Todo esto en realidad proviene del espejismo a que la dogmática cristológica puede dar lugar. Si Cristo es un absoluto, nuestra relación con él deja de ser la relación con un mediador, para convertirse en relación final, lo cual, evidentemente, entraña un claro peligro de distorsión del universo cristiano y de su praxis histórica.

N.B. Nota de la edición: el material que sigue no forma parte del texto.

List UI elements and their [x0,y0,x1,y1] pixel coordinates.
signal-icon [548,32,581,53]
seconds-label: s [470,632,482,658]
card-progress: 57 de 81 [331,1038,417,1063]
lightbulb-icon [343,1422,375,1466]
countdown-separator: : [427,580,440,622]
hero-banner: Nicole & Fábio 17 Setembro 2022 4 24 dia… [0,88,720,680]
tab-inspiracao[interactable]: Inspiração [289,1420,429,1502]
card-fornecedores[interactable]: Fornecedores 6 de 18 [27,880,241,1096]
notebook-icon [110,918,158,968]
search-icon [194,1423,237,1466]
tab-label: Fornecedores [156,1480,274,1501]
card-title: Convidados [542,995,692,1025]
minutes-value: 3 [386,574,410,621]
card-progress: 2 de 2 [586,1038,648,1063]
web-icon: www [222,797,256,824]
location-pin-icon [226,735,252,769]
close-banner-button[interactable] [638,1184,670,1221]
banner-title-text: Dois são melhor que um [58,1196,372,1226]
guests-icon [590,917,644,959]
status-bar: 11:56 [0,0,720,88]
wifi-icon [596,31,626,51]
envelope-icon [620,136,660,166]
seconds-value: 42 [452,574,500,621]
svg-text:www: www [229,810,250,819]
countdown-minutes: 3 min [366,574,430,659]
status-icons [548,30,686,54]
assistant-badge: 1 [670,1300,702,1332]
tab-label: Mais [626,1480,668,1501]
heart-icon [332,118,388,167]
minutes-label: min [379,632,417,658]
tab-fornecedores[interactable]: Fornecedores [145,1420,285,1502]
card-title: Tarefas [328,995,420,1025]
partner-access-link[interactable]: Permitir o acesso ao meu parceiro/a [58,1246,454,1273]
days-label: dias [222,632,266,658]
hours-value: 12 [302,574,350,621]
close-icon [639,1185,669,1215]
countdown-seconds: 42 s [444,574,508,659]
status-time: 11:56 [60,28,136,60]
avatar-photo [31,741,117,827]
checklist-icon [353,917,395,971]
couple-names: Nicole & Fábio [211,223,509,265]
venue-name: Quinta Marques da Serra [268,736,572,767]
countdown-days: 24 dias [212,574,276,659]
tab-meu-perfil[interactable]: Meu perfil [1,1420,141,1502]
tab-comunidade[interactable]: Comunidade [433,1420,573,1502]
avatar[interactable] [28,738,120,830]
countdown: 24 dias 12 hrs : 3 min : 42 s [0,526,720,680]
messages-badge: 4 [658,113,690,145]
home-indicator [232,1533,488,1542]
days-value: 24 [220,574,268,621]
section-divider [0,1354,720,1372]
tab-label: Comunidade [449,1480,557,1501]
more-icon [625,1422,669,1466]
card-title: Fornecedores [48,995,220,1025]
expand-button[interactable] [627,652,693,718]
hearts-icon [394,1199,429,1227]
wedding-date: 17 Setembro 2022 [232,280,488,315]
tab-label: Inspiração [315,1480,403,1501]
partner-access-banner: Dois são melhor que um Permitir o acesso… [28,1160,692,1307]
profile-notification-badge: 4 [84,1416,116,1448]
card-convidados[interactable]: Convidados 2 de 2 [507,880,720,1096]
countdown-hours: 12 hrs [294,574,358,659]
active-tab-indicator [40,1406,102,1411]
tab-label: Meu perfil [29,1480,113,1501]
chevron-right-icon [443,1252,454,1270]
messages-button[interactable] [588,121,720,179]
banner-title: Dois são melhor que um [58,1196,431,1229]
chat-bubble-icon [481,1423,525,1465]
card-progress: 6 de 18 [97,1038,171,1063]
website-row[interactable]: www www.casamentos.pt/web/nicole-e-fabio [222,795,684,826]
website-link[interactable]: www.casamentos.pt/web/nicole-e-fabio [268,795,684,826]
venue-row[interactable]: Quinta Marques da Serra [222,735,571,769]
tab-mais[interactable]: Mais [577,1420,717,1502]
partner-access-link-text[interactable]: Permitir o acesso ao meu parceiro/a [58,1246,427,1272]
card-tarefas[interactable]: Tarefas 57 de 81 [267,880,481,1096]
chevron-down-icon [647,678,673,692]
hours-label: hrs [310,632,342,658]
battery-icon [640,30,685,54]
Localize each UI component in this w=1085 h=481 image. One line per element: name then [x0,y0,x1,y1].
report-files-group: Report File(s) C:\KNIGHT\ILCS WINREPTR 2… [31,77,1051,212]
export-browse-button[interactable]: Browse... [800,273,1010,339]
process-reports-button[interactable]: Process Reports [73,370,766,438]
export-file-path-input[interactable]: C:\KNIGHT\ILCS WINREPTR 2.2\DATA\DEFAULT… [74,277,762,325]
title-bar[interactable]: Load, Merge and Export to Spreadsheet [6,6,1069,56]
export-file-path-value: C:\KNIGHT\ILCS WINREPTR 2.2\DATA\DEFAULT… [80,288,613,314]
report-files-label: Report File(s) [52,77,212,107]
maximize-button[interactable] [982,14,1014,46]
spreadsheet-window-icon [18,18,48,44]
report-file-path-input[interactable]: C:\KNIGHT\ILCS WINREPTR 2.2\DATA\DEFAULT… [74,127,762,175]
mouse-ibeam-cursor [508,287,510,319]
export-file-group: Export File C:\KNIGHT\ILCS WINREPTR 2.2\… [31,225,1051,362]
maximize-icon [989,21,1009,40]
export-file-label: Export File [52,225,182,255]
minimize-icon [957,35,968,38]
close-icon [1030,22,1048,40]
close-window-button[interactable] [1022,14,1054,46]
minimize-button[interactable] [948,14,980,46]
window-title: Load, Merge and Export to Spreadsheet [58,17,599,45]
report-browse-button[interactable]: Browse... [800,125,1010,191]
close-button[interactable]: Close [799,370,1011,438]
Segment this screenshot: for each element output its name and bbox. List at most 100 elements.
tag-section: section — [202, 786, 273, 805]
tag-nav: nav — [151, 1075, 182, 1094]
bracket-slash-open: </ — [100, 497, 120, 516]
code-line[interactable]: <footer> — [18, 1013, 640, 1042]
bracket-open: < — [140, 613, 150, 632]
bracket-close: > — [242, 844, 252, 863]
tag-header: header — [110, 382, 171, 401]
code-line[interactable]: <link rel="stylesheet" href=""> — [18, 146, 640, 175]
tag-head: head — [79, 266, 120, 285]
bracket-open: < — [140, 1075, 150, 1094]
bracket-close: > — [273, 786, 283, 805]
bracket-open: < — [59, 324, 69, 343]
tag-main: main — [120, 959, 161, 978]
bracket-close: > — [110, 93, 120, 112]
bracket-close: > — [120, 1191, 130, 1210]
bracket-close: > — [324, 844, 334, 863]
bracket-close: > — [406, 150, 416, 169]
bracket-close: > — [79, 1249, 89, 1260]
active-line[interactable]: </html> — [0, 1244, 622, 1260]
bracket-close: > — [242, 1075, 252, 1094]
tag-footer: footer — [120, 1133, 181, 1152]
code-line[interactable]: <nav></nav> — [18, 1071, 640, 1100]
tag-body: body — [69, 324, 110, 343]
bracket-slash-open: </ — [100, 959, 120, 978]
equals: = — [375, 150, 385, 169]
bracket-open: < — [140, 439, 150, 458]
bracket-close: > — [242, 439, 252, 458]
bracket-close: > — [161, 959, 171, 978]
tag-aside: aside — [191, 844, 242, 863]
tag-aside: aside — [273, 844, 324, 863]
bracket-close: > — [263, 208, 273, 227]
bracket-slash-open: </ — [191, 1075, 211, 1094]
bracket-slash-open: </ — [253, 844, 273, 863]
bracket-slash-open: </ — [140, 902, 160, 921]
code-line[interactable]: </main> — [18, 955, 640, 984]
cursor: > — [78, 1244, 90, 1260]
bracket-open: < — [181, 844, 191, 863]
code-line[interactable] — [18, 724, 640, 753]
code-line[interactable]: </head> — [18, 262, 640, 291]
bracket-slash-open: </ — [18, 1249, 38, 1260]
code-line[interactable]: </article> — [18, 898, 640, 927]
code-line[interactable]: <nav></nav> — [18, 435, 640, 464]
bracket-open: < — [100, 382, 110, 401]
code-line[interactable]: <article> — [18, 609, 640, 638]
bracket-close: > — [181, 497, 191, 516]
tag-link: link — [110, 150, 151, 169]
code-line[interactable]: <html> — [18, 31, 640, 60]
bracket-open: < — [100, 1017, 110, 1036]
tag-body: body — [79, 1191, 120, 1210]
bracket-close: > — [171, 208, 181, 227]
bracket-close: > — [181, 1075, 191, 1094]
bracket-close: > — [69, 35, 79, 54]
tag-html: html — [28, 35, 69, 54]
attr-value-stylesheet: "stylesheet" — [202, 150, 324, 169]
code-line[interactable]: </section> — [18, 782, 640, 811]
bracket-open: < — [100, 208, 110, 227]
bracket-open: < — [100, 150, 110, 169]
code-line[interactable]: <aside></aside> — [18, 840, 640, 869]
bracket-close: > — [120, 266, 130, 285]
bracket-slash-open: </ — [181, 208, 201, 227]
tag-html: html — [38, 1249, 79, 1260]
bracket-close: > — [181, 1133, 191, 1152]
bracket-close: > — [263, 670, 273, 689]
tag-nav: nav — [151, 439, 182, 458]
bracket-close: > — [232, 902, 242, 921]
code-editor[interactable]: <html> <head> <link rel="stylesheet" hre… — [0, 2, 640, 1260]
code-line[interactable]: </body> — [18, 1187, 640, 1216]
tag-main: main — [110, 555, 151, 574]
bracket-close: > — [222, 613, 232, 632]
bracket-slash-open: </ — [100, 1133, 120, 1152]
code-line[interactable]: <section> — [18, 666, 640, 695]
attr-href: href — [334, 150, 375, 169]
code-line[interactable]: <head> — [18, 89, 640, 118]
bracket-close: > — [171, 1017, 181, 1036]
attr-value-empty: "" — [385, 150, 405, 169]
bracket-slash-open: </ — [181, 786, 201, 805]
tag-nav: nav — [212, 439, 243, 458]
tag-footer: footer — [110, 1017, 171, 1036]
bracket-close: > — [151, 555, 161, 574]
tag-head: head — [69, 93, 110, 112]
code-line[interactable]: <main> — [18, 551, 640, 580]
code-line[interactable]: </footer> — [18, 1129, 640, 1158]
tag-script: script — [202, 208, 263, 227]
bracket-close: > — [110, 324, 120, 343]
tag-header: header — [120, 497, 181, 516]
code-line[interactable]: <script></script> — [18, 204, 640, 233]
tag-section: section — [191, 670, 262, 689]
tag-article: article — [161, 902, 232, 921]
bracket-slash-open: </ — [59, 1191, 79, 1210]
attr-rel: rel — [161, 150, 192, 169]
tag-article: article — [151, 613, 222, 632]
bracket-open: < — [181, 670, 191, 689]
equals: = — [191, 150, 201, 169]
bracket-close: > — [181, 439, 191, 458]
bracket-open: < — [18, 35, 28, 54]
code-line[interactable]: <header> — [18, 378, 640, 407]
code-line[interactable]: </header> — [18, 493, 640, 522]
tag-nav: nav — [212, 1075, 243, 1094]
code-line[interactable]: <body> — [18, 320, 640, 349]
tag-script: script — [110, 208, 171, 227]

Es bueno comunicar a quienes no lo saben que hace años que está en curso una revisión a fondo de la inteligencia del misterio de Cristo tal como fue cristalizada en las expresiones dogmáticas ya citadas de los siglos IV y V, en un debate que en su edición actual lleva ya 25 años (el exponente más significativo es John HICK, La metáfora del Dios Encarnado, colección Tiempo Axial, Verbo Divino, Quito 2003). Y se habla y se siente cada vez con más claridad la necesidad de una «desabsolutización de la cristología» o una «desmitización» de la misma. (Sinivaldo SILVA TAVARES, De que se ocupa a Cristologia? Presupostos e relevância, REB 62(janeiro 2002)22; ya antes, lo decía con esas mismas palabras H. BERNHARDT, Deabsolutierung der Christologie?, en BRÜCK-WERBICK (coords), Der einzige Weg zum Heil?, QD 143, págs, 144-200, Friburgo de Brisgovia 1993). La VR, como seguimiento de Cristo que es, no puede permanecer indiferente; debe estar informada, y puede tener en cuenta esa orientación para su propia renovación teológica y espiritual.

Todo esto es algo todavía difuso y por concretar; todavía no lo vemos claro, y tal vez hagan falta varias generaciones para llevar a cabo esta tarea. Pero es algo sobre lo que todos podemos ya reflexionar.

b) Reinocentrizar la Vida Religiosa

«Sólo el Reino es absoluto, todo lo demás es relativo» (Evangelii Nuntiandi 8). La tarea complementaria a la anterior es esta de “reinocentrizar”: «Ustedes busquen el Reino de Dios y su justicia, y todo lo demás se les dará por añadidura». Ésa es la tarea, la misión en la que no hay que temer ser «radicales». Poner en el centro lo que debe estar en el centro, lo que Jesús puso en el Centro y nunca quiso que se fuera desplazado del Centro. Quizá hoy también Jesús está diciendo: «Conviene que él (el Reino) crezca y yo mengüe. Para esto vine». Jesús fue un radical apasionado del Reino, un religioso cristiano avant la lettre, un gran destacado en la gran corriente de los hombres y mujeres que optan por una «existencia liminal profética». Precisamente como el mejor ejercicio de «seguimiento de Cristo», la vida religiosa cristiana debe destacarse a la frontera del Reino y jugárselo todo a esa carta.

El Reino es de Dios, no es un Reino abstracto. Por eso, reinocentrismo y teocentrismo no apuntan a centros diferentes: son intercambiables.

Todas éstas que hemos señalado, no son tareas para todos, lo reconocemos; pero sí son tareas para los/las profetas, los centinelas y quienes aman el futuro. Por lo demás, a todos nos conviene reflexionar sobre hacia dónde está soplando el Viento en las capas más altas, o hacia dónde se mueven las aguas más profundas... Estas líneas querían simplemente contribuir modesta y opinablemente a esa reflexión, con toda la humildad del caso, y sin querer irritar a los guardianes del pasado.